Un homme
« pur », un homme « de la nature ». — Lettre de
Montpellier. — Le menuisier Trinchard nommé juré au Tribunal révolutionnaire.
— Lettre d'un canonnier. — Un solide. — Les affaires prospèrent. —Trinchard
épouse une jeune et jolie femme. — Il condamne à mort Marie-Antoinette. — Sa
lettre à son frère pour lui annoncer qu'il a jugé « la bête
féroche ». — La « clique brissotine » expédiée à l'échafaud
par Trinchard. — Il envoie à la mort Philippe Égalité.
Quand
Judicis, accusateur public du Tribunal révolutionnaire renouvelé, demandait,
le 4 germinal an III, aux jurés de l'ancien Tribunal — celui de la Terreur —
s'ils croyaient avoir rempli le devoir que leur imposait leur serment, eux
qui « sans savoir ni lire ni écrire » avaient « accepté les places
importantes de jurés », il s'adressait sans doute, en particulier, au
limonadier Chrétien, au perruquier Ganney, au tailleur Trey, au menuisier
Trinchard.
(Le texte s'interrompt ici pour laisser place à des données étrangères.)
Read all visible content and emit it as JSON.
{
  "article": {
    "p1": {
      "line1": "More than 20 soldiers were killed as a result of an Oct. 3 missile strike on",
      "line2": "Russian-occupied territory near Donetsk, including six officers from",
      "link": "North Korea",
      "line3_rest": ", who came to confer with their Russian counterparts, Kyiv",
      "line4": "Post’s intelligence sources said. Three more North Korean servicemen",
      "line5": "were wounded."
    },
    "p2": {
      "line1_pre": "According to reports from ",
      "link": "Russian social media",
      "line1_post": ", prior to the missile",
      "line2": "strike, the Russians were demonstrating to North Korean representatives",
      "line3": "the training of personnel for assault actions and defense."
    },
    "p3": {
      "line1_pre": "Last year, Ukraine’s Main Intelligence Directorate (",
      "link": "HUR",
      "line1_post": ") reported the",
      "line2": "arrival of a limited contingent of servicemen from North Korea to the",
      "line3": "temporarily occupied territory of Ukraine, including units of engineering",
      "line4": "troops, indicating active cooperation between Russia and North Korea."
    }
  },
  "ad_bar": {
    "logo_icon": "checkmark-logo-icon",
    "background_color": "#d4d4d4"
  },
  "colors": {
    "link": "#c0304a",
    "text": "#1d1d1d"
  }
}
François
Trinchard s'est défini lui-même. « Un juré révolutionnaire n'est pas un juré
ordinaire ; nous n'étions pas des hommes de loi, nous étions de bons
sans-culottes, des hommes purs, des hommes de la nature. » Il
était né à Montpellier. C'était un solide garçon de trente-trois ans, qui,
après avoir servi comme dragon au régiment de Bourbon et dans la garde
nationale, à Paris, depuis la Révolution jusqu'au 31 décembre 1791, s'était
établi menuisier, dans un bon quartier, près du Louvre et du Palais de
Justice, rue Thibault-aux-Dés, section du Muséum. En
1792, nous le trouvons installé dans sa boutique de menuisier. Il « fait tout
ce qui concerne la menuiserie en meubles et en bâtiments ». Il semble bien
que, s'il jouit d'une santé robuste, ses affaires n'aillent guère. La gêne et
les embarras financiers l'obligent à s'adresser à sa mère. Il lui demande de
l'argent. La réponse se fait attendre. De Montpellier, la bonne dame lui
mande, enfin, que, si elle n'a pas répondu à sa lettre, c'est qu'elle était
hors d'état de lui envoyer ce qu'il demandait. Elle « gagne de fort petits
gages » et a bien de la peine « à lier les deux bouts ». Il a un bon métier.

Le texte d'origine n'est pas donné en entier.